If one wishes to compare the relative effectiveness of Science and Revelation, it is first necessary to be sure one is comparing apples with apples and oranges with oranges:
ONE of the great strengths of science is that it can fix its own mistakes. “There are many hypotheses in science which are wrong,” the astrophysicist Carl Sagan once said. “That’s perfectly all right: it’s the aperture to finding out what’s right. Science is a self-correcting process.”
If only it were that simple. Scientists can certainly point with pride to many self-corrections, but science is not like an iPhone; it does not instantly auto-correct. As a series of controversies over the past few months have demonstrated, science fixes its mistakes more slowly, more fitfully and with more difficulty than Sagan’s words would suggest. Science runs forward better than it does backward.
Why?
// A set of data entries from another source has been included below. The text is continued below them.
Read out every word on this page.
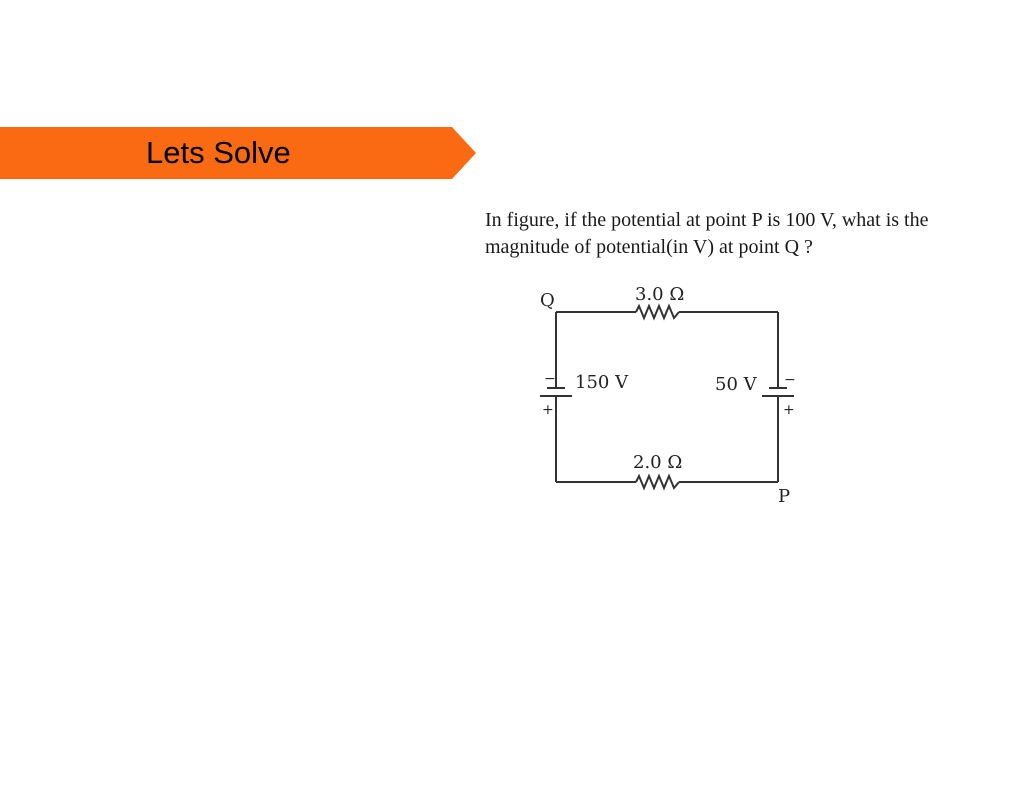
Lets Solve
In figure, if the potential at point P is 100 V, what is the
magnitude of potential(in V) at point Q ?
Q	3.0 Ω
−
+
150 V	50 V −
+
2.0 Ω
P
One simple answer is that it takes a lot of time to look back over other scientists’ work and replicate their experiments. Scientists are busy people, scrambling to get grants and tenure. As a result, papers that attract harsh criticism may nonetheless escape the careful scrutiny required if they are to be refuted…..
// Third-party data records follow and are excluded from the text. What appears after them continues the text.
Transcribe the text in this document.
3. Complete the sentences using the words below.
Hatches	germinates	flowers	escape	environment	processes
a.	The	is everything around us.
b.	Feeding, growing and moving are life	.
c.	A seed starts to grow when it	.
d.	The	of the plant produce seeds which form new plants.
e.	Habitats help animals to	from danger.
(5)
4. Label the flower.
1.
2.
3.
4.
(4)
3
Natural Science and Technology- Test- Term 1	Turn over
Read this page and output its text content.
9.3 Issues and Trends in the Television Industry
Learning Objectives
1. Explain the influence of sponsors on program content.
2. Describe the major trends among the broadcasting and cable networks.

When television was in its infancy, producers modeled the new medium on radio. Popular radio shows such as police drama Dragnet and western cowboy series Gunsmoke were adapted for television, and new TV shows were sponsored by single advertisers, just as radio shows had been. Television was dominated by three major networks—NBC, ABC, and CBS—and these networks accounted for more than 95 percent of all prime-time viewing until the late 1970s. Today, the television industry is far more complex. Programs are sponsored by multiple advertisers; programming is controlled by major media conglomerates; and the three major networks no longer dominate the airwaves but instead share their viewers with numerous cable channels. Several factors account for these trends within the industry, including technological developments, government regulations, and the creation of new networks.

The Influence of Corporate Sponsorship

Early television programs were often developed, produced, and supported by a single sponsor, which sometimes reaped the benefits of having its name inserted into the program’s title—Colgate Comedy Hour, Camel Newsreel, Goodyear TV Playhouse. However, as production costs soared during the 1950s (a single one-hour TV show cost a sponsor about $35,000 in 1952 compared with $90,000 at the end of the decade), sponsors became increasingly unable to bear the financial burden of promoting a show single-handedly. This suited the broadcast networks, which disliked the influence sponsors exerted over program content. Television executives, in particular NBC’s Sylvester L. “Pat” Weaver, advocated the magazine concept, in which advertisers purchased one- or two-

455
Even when scientists rerun an experiment, and even when they find that the original result is flawed, they still may have trouble getting their paper published. The reason is surprisingly mundane: journal editors typically prefer to publish groundbreaking new research, not dutiful replications.
In other words, real Science in practice is very different than ideal Science in theory. This is not a surprise. But it inevitably leads to the observation that if we are to compare Science and Revelation at all, we must compare theory with theory and practice with practice. The asserted superiority of Science is based on its supposedly self-correcting nature. But science that is never replicated is not going to be corrected, therefore Science in practice cannot be justified by this non-existent self-correction.
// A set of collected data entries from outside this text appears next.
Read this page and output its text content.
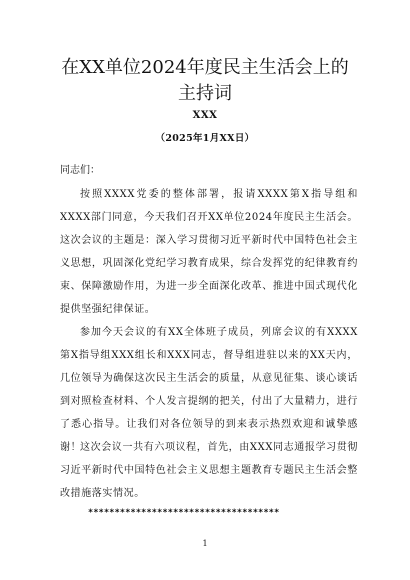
在XX单位2024年度民主生活会上的
主持词
XXX
（2025年1月XX日）
同志们：

按照XXXX党委的整体部署，报请XXXX第X指导组和XXXX部门同意，今天我们召开XX单位2024年度民主生活会。这次会议的主题是：深入学习贯彻习近平新时代中国特色社会主义思想，巩固深化党纪学习教育成果，综合发挥党的纪律教育约束、保障激励作用，为进一步全面深化改革、推进中国式现代化提供坚强纪律保证。

参加今天会议的有XX全体班子成员，列席会议的有XXXX第X指导组XXX组长和XXX同志，督导组进驻以来的XX天内，几位领导为确保这次民主生活会的质量，从意见征集、谈心谈话到对照检查材料、个人发言提纲的把关，付出了大量精力，进行了悉心指导。让我们对各位领导的到来表示热烈欢迎和诚挚感谢！

这次会议一共有六项议程，首先，由XXX同志通报学习贯彻习近平新时代中国特色社会主义思想主题教育专题民主生活会整改措施落实情况。

************************************
1
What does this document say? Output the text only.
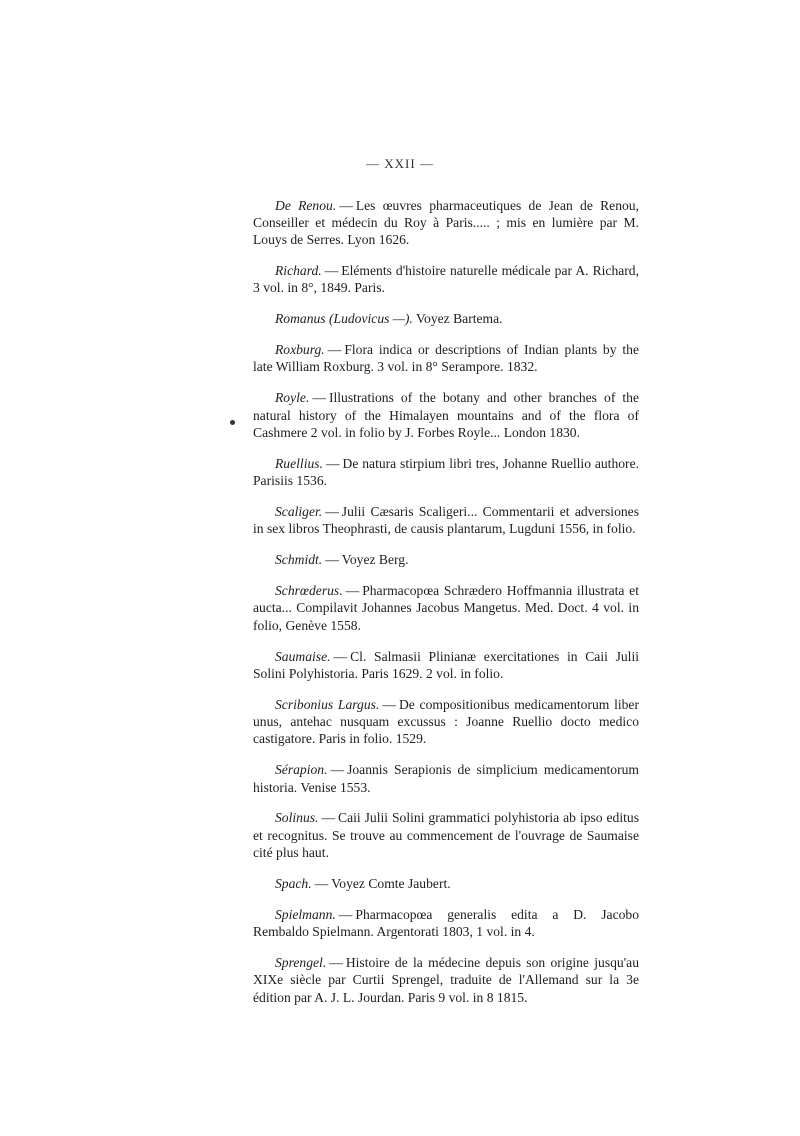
— XXII —

De Renou. — Les œuvres pharmaceutiques de Jean de Renou, Conseiller et médecin du Roy à Paris..... ; mis en lumière par M. Louys de Serres. Lyon 1626.

Richard. — Eléments d'histoire naturelle médicale par A. Richard, 3 vol. in 8°, 1849. Paris.

Romanus (Ludovicus —). Voyez Bartema.

Roxburg. — Flora indica or descriptions of Indian plants by the late William Roxburg. 3 vol. in 8° Serampore. 1832.

Royle. — Illustrations of the botany and other branches of the natural history of the Himalayen mountains and of the flora of Cashmere 2 vol. in folio by J. Forbes Royle... London 1830.

Ruellius. — De natura stirpium libri tres, Johanne Ruellio authore. Parisiis 1536.

Scaliger. — Julii Cæsaris Scaligeri... Commentarii et adversiones in sex libros Theophrasti, de causis plantarum, Lugduni 1556, in folio.

Schmidt. — Voyez Berg.

Schrœderus. — Pharmacopœa Schrædero Hoffmannia illustrata et aucta... Compilavit Johannes Jacobus Mangetus. Med. Doct. 4 vol. in folio, Genève 1558.

Saumaise. — Cl. Salmasii Plinianæ exercitationes in Caii Julii Solini Polyhistoria. Paris 1629. 2 vol. in folio.

Scribonius Largus. — De compositionibus medicamentorum liber unus, antehac nusquam excussus : Joanne Ruellio docto medico castigatore. Paris in folio. 1529.

Sérapion. — Joannis Serapionis de simplicium medicamentorum historia. Venise 1553.

Solinus. — Caii Julii Solini grammatici polyhistoria ab ipso editus et recognitus. Se trouve au commencement de l'ouvrage de Saumaise cité plus haut.

Spach. — Voyez Comte Jaubert.

Spielmann. — Pharmacopœa generalis edita a D. Jacobo Rembaldo Spielmann. Argentorati 1803, 1 vol. in 4.

Sprengel. — Histoire de la médecine depuis son origine jusqu'au XIXe siècle par Curtii Sprengel, traduite de l'Allemand sur la 3e édition par A. J. L. Jourdan. Paris 9 vol. in 8 1815.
Furthermore, so long as one appeals to this nonexistent self-correction, one is appealing to an ideal Science in theory. But to this, one must compare a similarly ideal Revelation in theory. And, obviously, a direct line of information from the Creator of the Universe is far superior to a mere repetition of a scientific experiment; in this specific case, a literal appeal to legitimate divine authority is no logical fallacy. From the Platonic perspective, it is clear that ideal Science is inferior to ideal Revelation.
The remaining question is if the flawed version of Science as it is actually practiced, without self-correction, is superior to whatever flawed versions of Revelation are practiced, to the extent we can even hope to distinguish between the real and the flawed forms of the latter.
As for the appeal to Carl Sagan’s reasoning, we need merely note that Sagan is know to be either a historical illiterate or a deeply dishonest science propagandist; in either case, one has little choice but to dismiss his judgment with regards to the subject.